それでも思い出に残るような学校生活を経験したいという気持ちを諦められず、自力で頑張って高校受験も合格したというのに入学式の日に大きな手術が決まり参加すらできなかった。

成功する確率は低いけど、もしも成功すればもう苦しむことなく高校生活を謳歌することができるのだ。

医師からの提案に私は迷うことなく手術を受けることを選んだ。

お母さんとお父さんは心配していたけど、今のまま高校に行ったってまた入退院の繰り返しで苦しい日々は死んでるようなものだから、たとえ手術が失敗してしまっても構わないと考えていた。

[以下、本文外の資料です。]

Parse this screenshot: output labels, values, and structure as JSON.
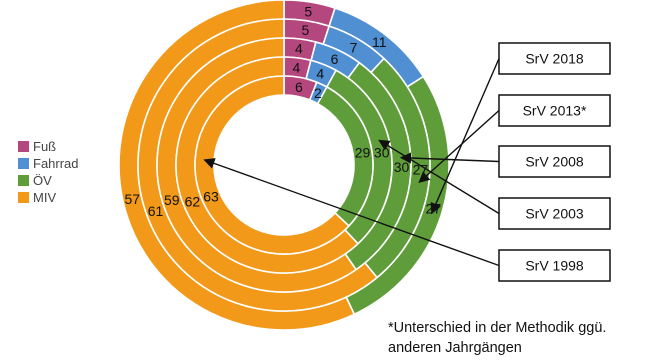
{
  "chart_data": {
    "type": "pie",
    "style": "nested-donut",
    "categories": [
      "Fuß",
      "Fahrrad",
      "ÖV",
      "MIV"
    ],
    "colors": {
      "Fuß": "#b5477f",
      "Fahrrad": "#4f8fd2",
      "ÖV": "#5f9d3b",
      "MIV": "#f2991a"
    },
    "series": [
      {
        "name": "SrV 2018",
        "values": [
          5,
          11,
          27,
          57
        ]
      },
      {
        "name": "SrV 2013*",
        "values": [
          5,
          7,
          27,
          61
        ]
      },
      {
        "name": "SrV 2008",
        "values": [
          4,
          6,
          30,
          59
        ]
      },
      {
        "name": "SrV 2003",
        "values": [
          4,
          4,
          30,
          62
        ]
      },
      {
        "name": "SrV 1998",
        "values": [
          6,
          2,
          29,
          63
        ]
      }
    ],
    "legend_position": "left",
    "footnote": "*Unterschied in der Methodik ggü.\nanderen Jahrgängen"
  }
}
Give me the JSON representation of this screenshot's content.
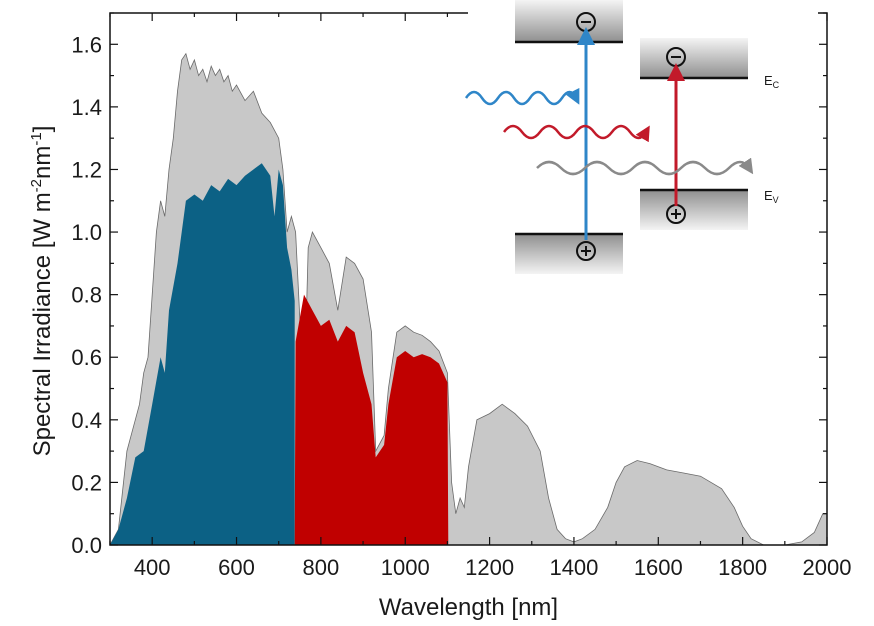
{
  "chart_data": {
    "type": "area",
    "xlabel": "Wavelength [nm]",
    "ylabel_parts": [
      "Spectral Irradiance [W m",
      "-2",
      "nm",
      "-1",
      "]"
    ],
    "xlim": [
      300,
      2000
    ],
    "ylim": [
      0,
      1.7
    ],
    "x_ticks": [
      400,
      600,
      800,
      1000,
      1200,
      1400,
      1600,
      1800,
      2000
    ],
    "y_ticks": [
      0.0,
      0.2,
      0.4,
      0.6,
      0.8,
      1.0,
      1.2,
      1.4,
      1.6
    ],
    "x_tick_labels": [
      "400",
      "600",
      "800",
      "1000",
      "1200",
      "1400",
      "1600",
      "1800",
      "2000"
    ],
    "y_tick_labels": [
      "0.0",
      "0.2",
      "0.4",
      "0.6",
      "0.8",
      "1.0",
      "1.2",
      "1.4",
      "1.6"
    ],
    "grid": false,
    "series": [
      {
        "key": "total",
        "color": "#c8c8c8",
        "points": [
          [
            300,
            0.0
          ],
          [
            320,
            0.05
          ],
          [
            340,
            0.3
          ],
          [
            360,
            0.4
          ],
          [
            370,
            0.45
          ],
          [
            380,
            0.55
          ],
          [
            390,
            0.6
          ],
          [
            400,
            0.8
          ],
          [
            410,
            1.0
          ],
          [
            420,
            1.1
          ],
          [
            430,
            1.05
          ],
          [
            440,
            1.2
          ],
          [
            450,
            1.3
          ],
          [
            460,
            1.45
          ],
          [
            470,
            1.55
          ],
          [
            480,
            1.57
          ],
          [
            490,
            1.52
          ],
          [
            500,
            1.55
          ],
          [
            510,
            1.5
          ],
          [
            520,
            1.52
          ],
          [
            530,
            1.48
          ],
          [
            540,
            1.53
          ],
          [
            550,
            1.5
          ],
          [
            560,
            1.52
          ],
          [
            570,
            1.48
          ],
          [
            580,
            1.5
          ],
          [
            590,
            1.45
          ],
          [
            600,
            1.47
          ],
          [
            620,
            1.42
          ],
          [
            640,
            1.45
          ],
          [
            660,
            1.38
          ],
          [
            680,
            1.35
          ],
          [
            700,
            1.3
          ],
          [
            710,
            1.2
          ],
          [
            720,
            1.0
          ],
          [
            730,
            1.05
          ],
          [
            740,
            1.0
          ],
          [
            760,
            0.45
          ],
          [
            770,
            0.95
          ],
          [
            780,
            1.0
          ],
          [
            800,
            0.95
          ],
          [
            820,
            0.9
          ],
          [
            840,
            0.75
          ],
          [
            860,
            0.92
          ],
          [
            880,
            0.9
          ],
          [
            900,
            0.85
          ],
          [
            920,
            0.68
          ],
          [
            930,
            0.3
          ],
          [
            950,
            0.35
          ],
          [
            960,
            0.5
          ],
          [
            980,
            0.68
          ],
          [
            1000,
            0.7
          ],
          [
            1020,
            0.68
          ],
          [
            1040,
            0.67
          ],
          [
            1060,
            0.65
          ],
          [
            1080,
            0.62
          ],
          [
            1100,
            0.55
          ],
          [
            1110,
            0.2
          ],
          [
            1120,
            0.1
          ],
          [
            1130,
            0.15
          ],
          [
            1140,
            0.12
          ],
          [
            1150,
            0.25
          ],
          [
            1170,
            0.4
          ],
          [
            1200,
            0.42
          ],
          [
            1230,
            0.45
          ],
          [
            1260,
            0.42
          ],
          [
            1290,
            0.38
          ],
          [
            1320,
            0.3
          ],
          [
            1340,
            0.15
          ],
          [
            1360,
            0.05
          ],
          [
            1380,
            0.02
          ],
          [
            1400,
            0.01
          ],
          [
            1420,
            0.02
          ],
          [
            1450,
            0.05
          ],
          [
            1480,
            0.12
          ],
          [
            1500,
            0.2
          ],
          [
            1520,
            0.25
          ],
          [
            1550,
            0.27
          ],
          [
            1580,
            0.26
          ],
          [
            1600,
            0.25
          ],
          [
            1620,
            0.24
          ],
          [
            1660,
            0.23
          ],
          [
            1700,
            0.22
          ],
          [
            1750,
            0.18
          ],
          [
            1780,
            0.12
          ],
          [
            1800,
            0.06
          ],
          [
            1820,
            0.02
          ],
          [
            1850,
            0.0
          ],
          [
            1900,
            0.0
          ],
          [
            1940,
            0.01
          ],
          [
            1970,
            0.04
          ],
          [
            1990,
            0.1
          ],
          [
            2000,
            0.1
          ]
        ]
      },
      {
        "key": "blue-absorbed",
        "color": "#0c6185",
        "points": [
          [
            300,
            0.0
          ],
          [
            320,
            0.05
          ],
          [
            340,
            0.15
          ],
          [
            360,
            0.28
          ],
          [
            380,
            0.3
          ],
          [
            400,
            0.45
          ],
          [
            420,
            0.6
          ],
          [
            430,
            0.55
          ],
          [
            440,
            0.75
          ],
          [
            460,
            0.9
          ],
          [
            470,
            1.0
          ],
          [
            480,
            1.1
          ],
          [
            500,
            1.12
          ],
          [
            520,
            1.1
          ],
          [
            540,
            1.15
          ],
          [
            560,
            1.13
          ],
          [
            580,
            1.17
          ],
          [
            600,
            1.15
          ],
          [
            620,
            1.18
          ],
          [
            640,
            1.2
          ],
          [
            660,
            1.22
          ],
          [
            680,
            1.18
          ],
          [
            690,
            1.05
          ],
          [
            700,
            1.2
          ],
          [
            710,
            1.15
          ],
          [
            720,
            0.95
          ],
          [
            730,
            0.88
          ],
          [
            738,
            0.78
          ],
          [
            738,
            0.0
          ]
        ]
      },
      {
        "key": "red-absorbed",
        "color": "#c00000",
        "points": [
          [
            738,
            0.0
          ],
          [
            740,
            0.65
          ],
          [
            760,
            0.8
          ],
          [
            780,
            0.75
          ],
          [
            800,
            0.7
          ],
          [
            820,
            0.72
          ],
          [
            840,
            0.65
          ],
          [
            860,
            0.7
          ],
          [
            880,
            0.68
          ],
          [
            900,
            0.55
          ],
          [
            920,
            0.45
          ],
          [
            930,
            0.28
          ],
          [
            950,
            0.32
          ],
          [
            960,
            0.45
          ],
          [
            980,
            0.6
          ],
          [
            1000,
            0.62
          ],
          [
            1020,
            0.6
          ],
          [
            1040,
            0.61
          ],
          [
            1060,
            0.6
          ],
          [
            1080,
            0.58
          ],
          [
            1100,
            0.52
          ],
          [
            1102,
            0.0
          ]
        ]
      }
    ]
  },
  "inset": {
    "ec_label": "E",
    "ec_sub": "C",
    "ev_label": "E",
    "ev_sub": "V"
  }
}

お母さんが言うには昏睡状態だったけど今こうして起きられたということは、手術は無事成功したのだろう。

念願の高校生活を送れるのだ。


「桂木さん、起きたんだね。さっきそこでちょうど桂木さんのお母さんとすれ違って起きたこと教えてもらったの」

「…え?凛々ちゃん…?」


凛々ちゃんは小さな花束を抱えて病室に入ってくると、怪訝そうに首を傾げていた。


「あ、えっと…学級委員長の高峰さん、だよね?なんで、ここに…?」


この世界の私と凛々ちゃんは今初めて会うのだ。

名前呼びでいきなり呼ばれたら怪訝に思うに決まっている。


「同じクラスなんだから、お見舞いに来て当たり前でしょ?クラスメイトたちも早く桂木さんに会いたいっていつも言ってるよ」


ふと、前までは寂しかった病室に綺麗なたくさんの花が飾られていたり千羽鶴が置かれていて、クラスメイトたちや凛々ちゃんがこの世界でも気にかけてくれていた事実に胸が温かくなる。